Today, foreign airlines that ought to be making our airports a very busy hub aftermath of our attainment of FAA Cat 1 are not patronizing neither the Lagos or Abuja airports as expected but rather make the Kotoka International Airport, Accra, Ghana their choice business portal in the sub-region. Has anybody bothered to ask the Aviation Minister why this is so?

Foreign airlines can only operate into an environment where they can make some marginal profits, even as things are presently, domestic operations are near comatose and yet we gloss over their plights.

Today, at the Lagos airport, landing and take-off of foreign airlines can only be noticed late in the evenings and sometimes early in the morning. Larger parts of the afternoon in Lagos or Abuja are bereft of flight operation activities and the Ministry of Aviation is happy about this development in an airport that is supposed to be 24 hours active.

Kotoka International Airport, Accra, Ghana  without FAA Cat 1 categorization is 24 hours active. No dull moment. Why is MMIA that is supposed to be developed into a hub in the west Africa sub-region is less active for the larger parts of the afternoon. Why are foreign airlines flocking to Kotoka International Airport, Accra instead of MMIA, Lagos and a Minister is happy applauding him/herself of  been an achiever through airport re-modeling. If you pride yourself of re-modeling airport terminals and airlines are not patronizing your facility, what joy do you derive from that? What impact has the re-modeling made on the nation's economy?

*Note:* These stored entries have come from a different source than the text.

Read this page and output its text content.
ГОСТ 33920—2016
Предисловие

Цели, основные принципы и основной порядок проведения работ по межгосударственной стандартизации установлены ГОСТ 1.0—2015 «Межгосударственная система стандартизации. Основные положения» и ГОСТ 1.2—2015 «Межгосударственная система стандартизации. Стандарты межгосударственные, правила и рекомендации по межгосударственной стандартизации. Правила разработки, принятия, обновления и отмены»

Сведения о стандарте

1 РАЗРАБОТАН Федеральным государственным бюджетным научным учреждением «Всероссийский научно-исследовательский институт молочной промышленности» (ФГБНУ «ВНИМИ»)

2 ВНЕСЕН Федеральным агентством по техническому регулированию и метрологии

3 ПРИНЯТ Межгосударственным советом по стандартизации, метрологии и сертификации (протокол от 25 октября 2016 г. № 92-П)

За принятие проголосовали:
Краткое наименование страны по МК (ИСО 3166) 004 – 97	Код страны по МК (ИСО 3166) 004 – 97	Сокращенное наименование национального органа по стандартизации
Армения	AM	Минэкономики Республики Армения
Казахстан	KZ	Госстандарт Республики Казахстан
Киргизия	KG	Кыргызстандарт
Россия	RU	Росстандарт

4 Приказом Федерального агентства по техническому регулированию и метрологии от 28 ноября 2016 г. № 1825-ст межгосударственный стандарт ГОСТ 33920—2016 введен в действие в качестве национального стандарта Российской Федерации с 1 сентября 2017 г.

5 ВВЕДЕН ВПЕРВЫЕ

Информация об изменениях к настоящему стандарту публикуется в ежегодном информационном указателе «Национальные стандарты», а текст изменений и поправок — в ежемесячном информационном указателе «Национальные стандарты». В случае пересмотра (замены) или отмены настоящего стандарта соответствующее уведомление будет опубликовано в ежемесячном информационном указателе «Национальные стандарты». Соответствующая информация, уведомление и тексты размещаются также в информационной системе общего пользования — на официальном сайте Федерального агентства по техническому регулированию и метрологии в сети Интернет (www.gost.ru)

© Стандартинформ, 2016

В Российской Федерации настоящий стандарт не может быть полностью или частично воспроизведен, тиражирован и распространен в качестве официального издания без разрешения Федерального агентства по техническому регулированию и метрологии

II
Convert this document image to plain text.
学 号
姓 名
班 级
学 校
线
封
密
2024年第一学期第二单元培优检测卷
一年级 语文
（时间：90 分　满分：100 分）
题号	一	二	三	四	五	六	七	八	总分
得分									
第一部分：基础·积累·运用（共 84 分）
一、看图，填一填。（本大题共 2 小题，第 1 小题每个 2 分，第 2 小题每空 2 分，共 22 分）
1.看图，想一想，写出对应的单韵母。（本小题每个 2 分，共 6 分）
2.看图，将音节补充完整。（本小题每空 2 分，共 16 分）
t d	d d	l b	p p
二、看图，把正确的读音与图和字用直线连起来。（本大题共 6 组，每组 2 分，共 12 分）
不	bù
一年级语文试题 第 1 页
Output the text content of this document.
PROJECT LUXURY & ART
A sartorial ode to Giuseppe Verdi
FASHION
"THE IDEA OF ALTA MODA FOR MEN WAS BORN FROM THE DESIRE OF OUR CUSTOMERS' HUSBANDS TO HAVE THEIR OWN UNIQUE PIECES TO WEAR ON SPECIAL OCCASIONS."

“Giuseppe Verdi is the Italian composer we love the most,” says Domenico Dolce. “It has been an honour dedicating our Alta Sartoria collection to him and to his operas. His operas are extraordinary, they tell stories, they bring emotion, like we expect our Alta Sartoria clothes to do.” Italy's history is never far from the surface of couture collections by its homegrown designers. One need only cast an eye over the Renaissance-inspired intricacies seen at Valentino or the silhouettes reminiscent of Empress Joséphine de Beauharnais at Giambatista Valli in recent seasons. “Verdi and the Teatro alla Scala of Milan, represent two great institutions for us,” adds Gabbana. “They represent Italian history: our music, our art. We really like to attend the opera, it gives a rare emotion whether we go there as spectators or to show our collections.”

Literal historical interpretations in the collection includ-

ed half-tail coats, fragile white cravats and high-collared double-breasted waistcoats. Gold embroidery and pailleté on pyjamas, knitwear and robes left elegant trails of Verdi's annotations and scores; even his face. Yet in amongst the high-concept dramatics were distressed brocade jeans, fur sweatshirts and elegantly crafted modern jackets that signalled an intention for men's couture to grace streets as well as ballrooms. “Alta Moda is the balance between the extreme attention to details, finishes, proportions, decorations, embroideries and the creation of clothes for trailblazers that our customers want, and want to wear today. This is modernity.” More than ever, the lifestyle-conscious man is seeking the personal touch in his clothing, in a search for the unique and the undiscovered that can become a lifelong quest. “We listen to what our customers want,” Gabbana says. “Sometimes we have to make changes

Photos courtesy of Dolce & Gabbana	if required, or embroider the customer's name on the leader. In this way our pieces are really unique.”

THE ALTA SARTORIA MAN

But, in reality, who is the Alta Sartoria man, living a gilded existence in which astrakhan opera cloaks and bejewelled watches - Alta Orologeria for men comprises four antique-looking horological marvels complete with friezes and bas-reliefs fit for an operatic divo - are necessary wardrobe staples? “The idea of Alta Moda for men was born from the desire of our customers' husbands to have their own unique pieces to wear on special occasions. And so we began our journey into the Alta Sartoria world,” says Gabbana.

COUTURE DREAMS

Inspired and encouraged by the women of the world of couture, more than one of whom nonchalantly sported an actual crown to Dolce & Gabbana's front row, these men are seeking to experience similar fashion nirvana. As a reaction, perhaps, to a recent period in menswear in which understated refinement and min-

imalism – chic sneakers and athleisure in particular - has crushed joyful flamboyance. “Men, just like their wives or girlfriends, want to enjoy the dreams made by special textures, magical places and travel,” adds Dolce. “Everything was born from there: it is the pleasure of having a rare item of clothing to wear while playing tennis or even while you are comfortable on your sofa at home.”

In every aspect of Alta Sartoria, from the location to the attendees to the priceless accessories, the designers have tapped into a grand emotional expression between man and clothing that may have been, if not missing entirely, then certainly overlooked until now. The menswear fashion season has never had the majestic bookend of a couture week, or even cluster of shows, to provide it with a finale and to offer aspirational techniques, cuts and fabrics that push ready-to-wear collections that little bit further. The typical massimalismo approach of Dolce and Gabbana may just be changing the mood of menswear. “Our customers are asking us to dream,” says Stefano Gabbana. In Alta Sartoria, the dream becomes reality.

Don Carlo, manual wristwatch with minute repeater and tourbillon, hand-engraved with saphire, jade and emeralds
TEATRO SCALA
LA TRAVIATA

Last year, a committee was set up to look into ways of assisting airlines- both domestic and foreign-especially in reducing the cost of Aviation Fuel that form a little above 40 per cent of their operational costs as a liter of the fuel cost N96 in Ghana, N65 in Libya with all the crisis, N130 in Benin, our next door neighbour and in Nigeria between N180 and N250 per liter depending on the point of purchase. The Minister on assumption of office set up a committee to look into the problems be-devilling the airlines so as to find solutions, especially to the high cost of Aviation Fuel.

Today, one year after, nothing has been heard of the committee nor its report and recommendations.